Open cgull opened 7 years ago
Today I hacked together a dissector with support for decryption and decompression (but not defragmentation), including some simple analysis of whether the sequence numbers are going up in steps of 1 as they should (so that you can notice packet loss/reordering/...), a really shoddy RTT estimator, and support for handing the first layer of protobuf over to Wireshark's protobuf decoder (but the second layer of nested protobuf inside the diff
field is not handled automatically). It hasn't been merged yet, but you can have a look: https://gitlab.com/wireshark/wireshark/-/merge_requests/970
@thejh Thanks for the Wireshark dissector :+1:
Currently I'm working on SSH-MITM, which is an audit tool for SSH and MOSH and this Wireshark dissector helped me a lot :smile:
My workflow to decrypt MOSH sessions: To get the encryption key from the ssh session, ssh-mitm is started and all SSH and MOSH connections are intercepted. If the user authenticates with a password or if agent forwarding is used, it's possible to do a full man in the middle. The encryption key is intercepted and can be used to decrypt the captured data with Wireshark.

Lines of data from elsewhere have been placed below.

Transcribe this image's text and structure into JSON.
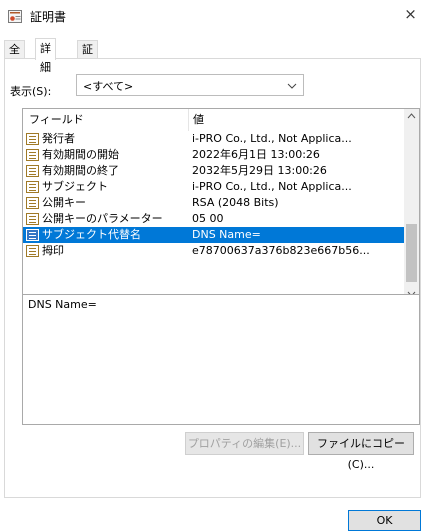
{
  "window": {
    "title": "証明書",
    "close_glyph": "×"
  },
  "tabs": [
    {
      "label": "全般"
    },
    {
      "label": "詳細"
    },
    {
      "label": "証明のパス"
    }
  ],
  "show": {
    "label": "表示(S):",
    "value": "<すべて>"
  },
  "list": {
    "headers": {
      "field": "フィールド",
      "value": "値"
    },
    "rows": [
      {
        "field": "発行者",
        "value": "i-PRO Co., Ltd., Not Applica..."
      },
      {
        "field": "有効期間の開始",
        "value": "2022年6月1日 13:00:26"
      },
      {
        "field": "有効期間の終了",
        "value": "2032年5月29日 13:00:26"
      },
      {
        "field": "サブジェクト",
        "value": "i-PRO Co., Ltd., Not Applica..."
      },
      {
        "field": "公開キー",
        "value": "RSA (2048 Bits)"
      },
      {
        "field": "公開キーのパラメーター",
        "value": "05 00"
      },
      {
        "field": "サブジェクト代替名",
        "value": "DNS Name="
      },
      {
        "field": "拇印",
        "value": "e78700637a376b823e667b56..."
      }
    ],
    "selected_index": 6
  },
  "detail": {
    "text": "DNS Name="
  },
  "buttons": {
    "edit_properties": "プロパティの編集(E)...",
    "copy_to_file": "ファイルにコピー(C)...",
    "ok": "OK"
  }
}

At the moment I have some problems to understand the state synchronisation protocol :disappointed: There are some information in the research papers and your dissector can be used to find the packets and fields in the payload, but I don't understand how to get the user input or the data, which is printed to the terminal.
@thejh Can you give me some information how to get the user input from the fields, which are decoded with your wireshark dissector?
Sorry, I haven't looked that deep into the protocol - when I wrote the dissector, I was mainly interested in using it to diagnose latency issues.
Sorry, I haven't looked that deep into the protocol - when I wrote the dissector, I was mainly interested in using it to diagnose latency issues.
Thanks again for the dissector, it was still very usefull :smile: :+1:
A simple Wireshark dissector would be nice for evaluating Mosh network-level issues. I'm just thinking of something simple that handles the non-encrypted headers-- a full decrypting dissector would be neat but a fair bit of work to implement (quite a bit less than a full Mosh implementation though).